A caption on Page A33 yesterday incorrectly named Indian Prime Minister Rajiv Gandhi's grandfather. He was Jawaharlal Nehru.
Indian authorities today disclosed the arrest of a third Sikh security guard on suspicion of involvement in the assassination of prime minister Indira Gandhi.
According to the United News of India news agency, Jagtar Singh, a police constable assigned to the prime minister's residence, was arrested Oct. 31, the day of the assassination, on a firearms charge and an alleged connection with the murder.
Like Gandhi's two presumed assassins, Jagtar Singh belongs to the Sikh religion, whose more militant followers have been waging a violent campaign for autonomy in India's northwestern Punjab State and have come under a government crackdown.
A police report submitted to a Delhi judge, O.P. Gogne, said Jagtar Singh bunked next to Satwant Singh, one of the presumed assassins, in a police barracks and that a 9-mm "cartridge" was found in his shirt pocket during a search after the murder, the news agency said.
The police constable's lawyer, M.S. Atwal, argued that his arrest for an arms-act violation had nothing to do with the assassination and that he was not even on duty that day. Atwal said the cartridge had been "planted" on his client because he is a Sikh.
However, Judge Gogne refused bail for Jagtar Singh today after a public prosecutor maintained that his arrest was connected to the assassination and that he was likely to abscond if released.
The prosecutor, V.A. Gupta, submitted that Jagtar Singh was involved "in the criminal conspiracy hatched for the assassination of Mrs. Gandhi and his release would seriously hamper the investigation of the sensitive case," the news agency reported.
Judge Gogne also said that his reading of the police report showed that Jagtar Singh had been arrested in connection with the assassination, the agency said.

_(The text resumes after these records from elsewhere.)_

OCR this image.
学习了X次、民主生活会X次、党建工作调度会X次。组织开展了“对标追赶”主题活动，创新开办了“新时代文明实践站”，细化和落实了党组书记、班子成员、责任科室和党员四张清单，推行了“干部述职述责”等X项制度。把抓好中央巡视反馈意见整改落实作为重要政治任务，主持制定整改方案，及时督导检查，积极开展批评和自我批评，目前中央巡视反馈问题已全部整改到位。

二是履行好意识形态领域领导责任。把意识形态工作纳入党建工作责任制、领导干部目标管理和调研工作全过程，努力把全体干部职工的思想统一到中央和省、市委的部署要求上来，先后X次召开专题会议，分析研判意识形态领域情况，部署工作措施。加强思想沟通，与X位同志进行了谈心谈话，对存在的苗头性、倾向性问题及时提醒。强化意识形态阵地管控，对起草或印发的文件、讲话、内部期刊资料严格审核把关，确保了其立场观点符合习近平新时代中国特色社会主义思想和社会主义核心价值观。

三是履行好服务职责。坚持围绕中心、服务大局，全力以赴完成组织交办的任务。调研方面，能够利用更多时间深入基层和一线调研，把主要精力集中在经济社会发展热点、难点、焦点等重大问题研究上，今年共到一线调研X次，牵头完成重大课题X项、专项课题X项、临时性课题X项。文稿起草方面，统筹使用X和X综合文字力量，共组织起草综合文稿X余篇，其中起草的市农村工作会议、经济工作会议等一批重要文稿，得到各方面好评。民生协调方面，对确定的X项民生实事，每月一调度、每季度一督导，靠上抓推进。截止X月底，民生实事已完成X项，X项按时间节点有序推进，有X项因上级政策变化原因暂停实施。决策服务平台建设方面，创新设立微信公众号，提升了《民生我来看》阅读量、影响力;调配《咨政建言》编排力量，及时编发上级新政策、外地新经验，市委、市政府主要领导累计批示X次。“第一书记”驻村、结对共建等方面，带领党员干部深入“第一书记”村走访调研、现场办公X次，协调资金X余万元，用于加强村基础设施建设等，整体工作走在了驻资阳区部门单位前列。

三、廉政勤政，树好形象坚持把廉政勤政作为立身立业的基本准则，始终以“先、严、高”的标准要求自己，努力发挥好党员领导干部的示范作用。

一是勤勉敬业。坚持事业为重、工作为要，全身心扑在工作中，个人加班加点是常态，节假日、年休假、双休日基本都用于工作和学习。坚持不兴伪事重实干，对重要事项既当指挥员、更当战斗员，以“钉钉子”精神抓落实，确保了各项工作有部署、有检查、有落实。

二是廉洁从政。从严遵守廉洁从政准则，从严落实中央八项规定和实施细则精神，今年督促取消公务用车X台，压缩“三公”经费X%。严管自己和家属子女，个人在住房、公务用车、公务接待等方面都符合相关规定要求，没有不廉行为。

The police report appeared to raise the possibility that other unnamed conspirators may be at large. The news agency quoted it as saying "the coaccused conspirators have yet to be arrested."
Satwant Singh, a 21-year-old security guard who is accused of shooting Gandhi with a Sten gun, is recovering in a hospital from bullet wounds he suffered in the attack. The other presumed assassin, Beant Singh, 36, died when he was shot by security guards. Most Sikhs carry the surname Singh, meaning "lion."
In a separate development today, the new prime minister, Rajiv Gandhi, expressed "grave concern" over what he said was an escalating armed conflict in Central America.
Speaking as chairman of the Nonaligned Movement, a post he inherited from his assassinated mother, Rajiv Gandhi expressed hope that the situation would be discussed shortly by a Nonaligned Movement bureau in New York. He called for an easing of tensions and resumption of negotiations so that Central American countries could "decide their own future free from outside intervention and interference."
[Vice President R. Venkataraman announced selection of Indira Gandhi as this year's winner of the Jawaharlal Nehru Award for International Understanding, The Associated Press reported.]